Vier Jahre sind hereingebrochen, seitdem die Norweger HELHEIM mit "Heiðindómr ok mótgangr" eine Perle, ein Meisterstück klischeefreien, heidnischen Black Metals vorgestellt haben. Für Qualität kann man bei dem aus Bergen stammenden Quartett zwar immer bürgen, musikalisch unberechenbar bleiben sie dabei aber dennoch. So auch auf "raunijaR", dessen Titel man wohl von einer in älterem Futhark gehaltenen Inschrift auf einer eisernen Speerspitze ableiten kann, die man laut Quellen auf dem Hof Øvre Stabu in der Region Toten entdeckte und darauf hindeutet, dass die Runen wohl noch vor dem 2. Jahrhundert entstanden sein könnten. HELHEIM bleiben sich in puncto interessanter Historien-Lyrik also selbst treu und nebenbei ist damit auch das Mysterium um das Coverartwork gelüftet. Aber welche Klangüberraschungen halten V'gandr, Hrymr, H'grimnir und Thorbjørn dieses Mal für ihre Hörerschaft bereit?

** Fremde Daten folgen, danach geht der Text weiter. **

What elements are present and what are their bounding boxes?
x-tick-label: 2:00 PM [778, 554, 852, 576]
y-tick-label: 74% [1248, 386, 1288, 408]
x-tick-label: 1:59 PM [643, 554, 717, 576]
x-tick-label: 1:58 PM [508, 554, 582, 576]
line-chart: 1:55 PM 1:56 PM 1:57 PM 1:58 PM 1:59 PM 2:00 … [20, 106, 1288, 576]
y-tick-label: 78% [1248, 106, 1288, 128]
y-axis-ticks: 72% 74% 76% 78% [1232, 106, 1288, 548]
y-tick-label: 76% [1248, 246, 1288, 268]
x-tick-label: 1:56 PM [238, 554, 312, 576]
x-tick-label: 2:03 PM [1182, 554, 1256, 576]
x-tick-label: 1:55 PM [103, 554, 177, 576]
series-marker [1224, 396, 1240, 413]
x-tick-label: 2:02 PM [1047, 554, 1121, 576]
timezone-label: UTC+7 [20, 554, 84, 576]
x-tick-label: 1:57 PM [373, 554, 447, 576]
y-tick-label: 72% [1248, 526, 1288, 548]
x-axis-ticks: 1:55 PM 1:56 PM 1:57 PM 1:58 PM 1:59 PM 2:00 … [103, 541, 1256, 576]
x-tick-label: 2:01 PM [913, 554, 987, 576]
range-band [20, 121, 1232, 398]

Einige. Das fängt eigentlich schon beim Intro "Helheim 9" an, welches wohl das letzte seiner Zunft sein wird (in der nordischen Mythologie gibt es insgesamt neun Welten) und zum ersten Mal seit "Yersinia Pestis" für einen bedachteren Einstieg sorgt. Wie die bisherige Tradition bereits gezeigt hat, unterscheidet sich auch "Helheim 9" von all den anderen Teilen, offenbart durch die von Chören, Geige und Maultrommel erschaffene Atmosphäre leichte Querverweise auf WARDRUNA, die Pehr Skjoldhammer (ALFAHANNE) mit seinem Gastbeitrag zu vergolden weiß. Was nach erster Betrachtung wie ein recht ungewöhnlicher Prolog erscheint, erweist sich von Durchgang zu Durchgang als gelungener Vorbote weiterer Experimente.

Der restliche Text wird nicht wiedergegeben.